Apply the drug (fenitrothion as the active ingredient) for 20 seconds (10 ml) to the center of the prepared tatami mat (90 cm
After injecting 2,000 mg of resmethrin and 50 mg of resmethrin, each part of A, B, and C shown in Figure 6 (10 cm from the center, 25
Cut a small piece of 5 cm x 5 cm x 5 cm (at a position of 45 cm), crush the cut part into 2-3 mm pieces, mix well, and then put 5 g of it into a shear dish, and 50 adult mites. This is done at a temperature of 20℃ and a humidity of 80~
The cells were placed in an 85% constant temperature room and cultured for 10 days. After 10 days had passed, 500mg of the solution was taken out and the number of mites inhabiting it was observed using a stereomicroscope. The result is the fourth
Shown in the table. The results for the untreated plot are also shown in Table 3 as a control.

【table】

[Table] Untreated area
As is clear from Table 3, when the tatami treatment tool was used, there was a significant difference compared to the untreated area, and the use of the tatami treatment tool was extremely effective in exterminating pests due to the effective permeation and diffusion of chemicals. It is clear that this can be achieved. Experimental example Place a new tatami (45cm x 45cm) in the center of a vat filled with water to prevent the mites from escaping.After confirming that the moisture content of the tatami exceeds 10%, add 2g of saturated medium (approx. (per 10,000 heads/g) and stored at a temperature of 25% and humidity of 90% RH. Approximately two weeks later, when woolly mites were confirmed on the surface of the tatami, the test chemicals (3 g of permethrin, 150 ml of the solvent shown in Table 4) and liquefied petroleum gas (150 ml of the solvent shown in Table 4) were added.
ml) was injected into the tatami from one place in the center of the tatami for a predetermined period of time, or uniformly sprayed onto the tatami surface from a height of 40 to 50 cm for a predetermined period of time, according to the instructions for use. Before chemical treatment and 1 day, 3 days and 7 days after treatment, black paper (10 cm x 10 cm) was placed on the center and end of the tatami, and after 6 hours, the number of mites that had crawled onto the black paper was counted. . In the same manner as above, the number of mites crawling on black paper was counted for untreated tatami and used as a comparison. The water-based aerosol used was composed of 3 g of permethrin, 6 g of surfactant, 150 ml of purified water, and 150 ml of dimethyl ether. The above results are shown in Table 4.

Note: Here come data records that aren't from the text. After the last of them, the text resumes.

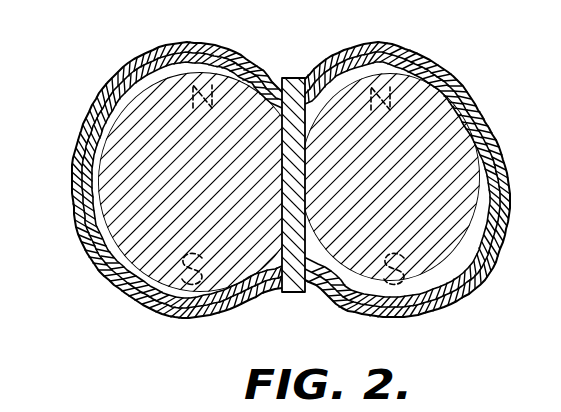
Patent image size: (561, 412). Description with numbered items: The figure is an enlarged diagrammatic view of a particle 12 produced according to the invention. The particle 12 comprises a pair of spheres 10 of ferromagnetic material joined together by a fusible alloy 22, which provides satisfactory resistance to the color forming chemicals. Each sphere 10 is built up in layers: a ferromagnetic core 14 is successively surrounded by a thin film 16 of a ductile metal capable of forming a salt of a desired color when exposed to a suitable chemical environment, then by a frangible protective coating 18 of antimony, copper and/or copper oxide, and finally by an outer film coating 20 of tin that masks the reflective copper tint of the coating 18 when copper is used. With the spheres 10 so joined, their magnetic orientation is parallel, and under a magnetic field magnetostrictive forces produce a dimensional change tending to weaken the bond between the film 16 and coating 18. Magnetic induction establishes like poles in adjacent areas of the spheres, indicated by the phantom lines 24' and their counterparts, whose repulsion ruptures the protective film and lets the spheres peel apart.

The sphere 10 is at (280, 193).
The particle 12 is at (288, 211).
The ferromagnetic core 14 is at (120, 244).
The thin film 16 is at (96, 205).
The frangible protective coating 18 is at (88, 163).
The outer film coating 20 is at (106, 91).
The fusible alloy 22 is at (288, 293).
The phantom lines 24' is at (321, 58).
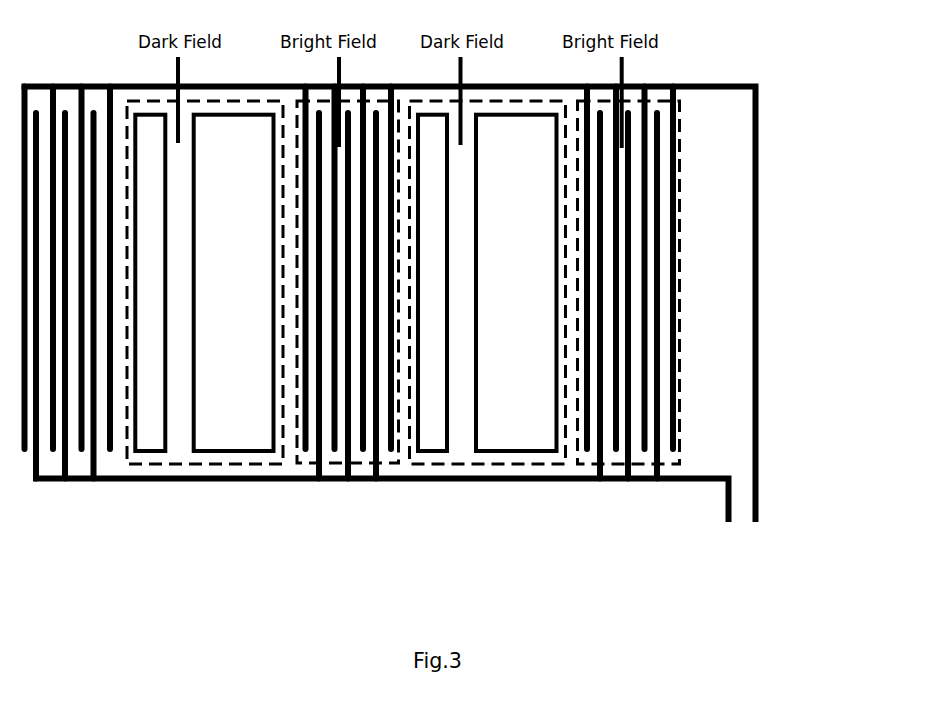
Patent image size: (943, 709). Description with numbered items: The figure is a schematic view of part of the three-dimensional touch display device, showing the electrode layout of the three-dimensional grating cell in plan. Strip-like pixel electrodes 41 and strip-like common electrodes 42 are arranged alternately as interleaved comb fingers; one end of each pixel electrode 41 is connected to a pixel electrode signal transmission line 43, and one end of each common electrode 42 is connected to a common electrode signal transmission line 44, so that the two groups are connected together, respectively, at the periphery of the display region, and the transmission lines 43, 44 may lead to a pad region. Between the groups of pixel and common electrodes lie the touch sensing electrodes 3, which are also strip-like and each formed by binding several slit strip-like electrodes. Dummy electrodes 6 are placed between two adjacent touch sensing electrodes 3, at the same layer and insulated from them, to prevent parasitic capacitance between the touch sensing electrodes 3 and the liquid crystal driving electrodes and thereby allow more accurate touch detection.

The touch sensing electrode 3 is at (262, 437).
The dummy electrode 6 is at (149, 437).
The pixel electrode 41 is at (673, 425).
The common electrode 42 is at (660, 460).
The pixel electrode signal transmission line 43 is at (756, 508).
The common electrode signal transmission line 44 is at (728, 508).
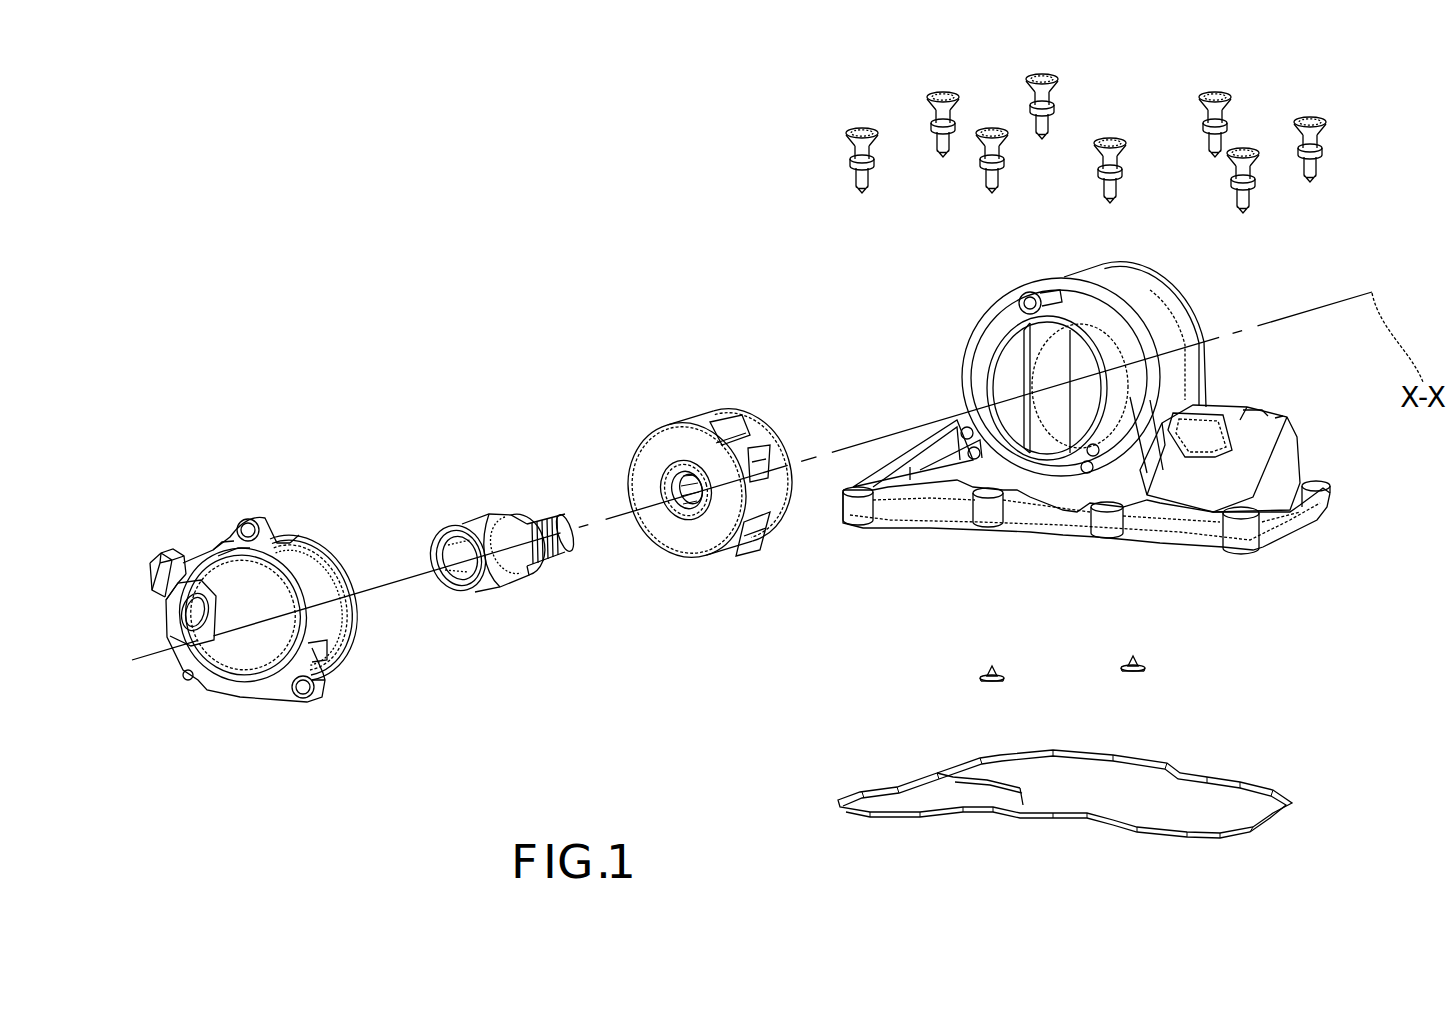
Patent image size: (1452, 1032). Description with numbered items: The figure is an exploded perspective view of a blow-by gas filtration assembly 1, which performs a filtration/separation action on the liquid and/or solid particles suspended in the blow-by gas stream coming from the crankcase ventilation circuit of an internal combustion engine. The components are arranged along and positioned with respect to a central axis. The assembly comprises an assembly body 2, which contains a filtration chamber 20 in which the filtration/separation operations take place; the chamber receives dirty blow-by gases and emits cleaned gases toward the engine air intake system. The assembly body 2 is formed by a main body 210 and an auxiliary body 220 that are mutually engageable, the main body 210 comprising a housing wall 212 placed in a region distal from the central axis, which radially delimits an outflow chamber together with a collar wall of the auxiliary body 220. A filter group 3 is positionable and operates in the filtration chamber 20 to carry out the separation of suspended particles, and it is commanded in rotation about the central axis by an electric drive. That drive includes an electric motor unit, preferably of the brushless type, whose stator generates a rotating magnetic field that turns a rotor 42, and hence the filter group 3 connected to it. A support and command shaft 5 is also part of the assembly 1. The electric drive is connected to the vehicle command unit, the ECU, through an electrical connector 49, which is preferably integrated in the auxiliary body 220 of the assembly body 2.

The blow-by gas filtration assembly 1 is at (433, 144).
The assembly body 2 is at (1240, 308).
The filter group 3 is at (702, 401).
The support and command shaft 5 is at (482, 500).
The filtration chamber 20 is at (201, 516).
The rotor 42 is at (498, 582).
The electrical connector 49 is at (152, 558).
The main body 210 is at (1225, 577).
The housing wall 212 is at (1002, 382).
The auxiliary body 220 is at (1042, 356).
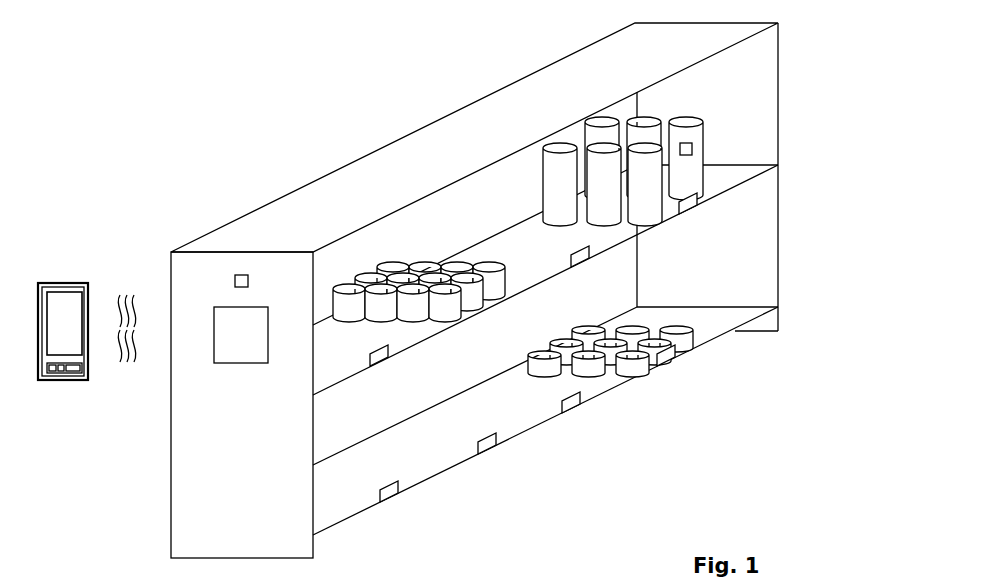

[Table] [Effect of the invention] When using the tick control method of the present invention, the agent is connected to an aerosol and inserted into the tatami mat to be sprayed. A very good spray condition can be obtained from the nozzle holes, and a very good diffusion distribution condition can be obtained in the tatami mat. In addition, very good results have been obtained in terms of insecticidal effect, and it can be suitably used as an insecticide for tatami mats.

[Brief explanation of the drawing]

FIG. 1 is a plan view of the tatami mat used in the embodiment of the present invention.
Figure 2 is a side view of the long side of the tatami mat shown in Figure 1.
Figures 3 to 5 are X-X' line and Y- line in Figure 2, respectively.
6 is a plan view of the tatami mat used in the embodiment of the present invention. Reference numbers in the drawings, A to C: injection points.

Claims (1)

[Scope of Claims] 1. An aerosol agent for controlling mites comprising an active ingredient solution prepared by dissolving at least one of phenothrin, permethrin, and resmethrin as an active ingredient in a solvent whose vapor pressure is lower than the injection pressure at room temperature, and a propellant. A mite control method characterized by injecting into tatami mats. 2 Solvents whose vapor pressure is less than the injection pressure at room temperature are petroleum solvents, chlorinated hydrocarbons, alcohols,
The method for controlling mites according to claim 1, which comprises at least one of an ether derivative and water. 3. The method for controlling mites according to claim 1, wherein the active ingredient solution contains a synergist or an insect repellent.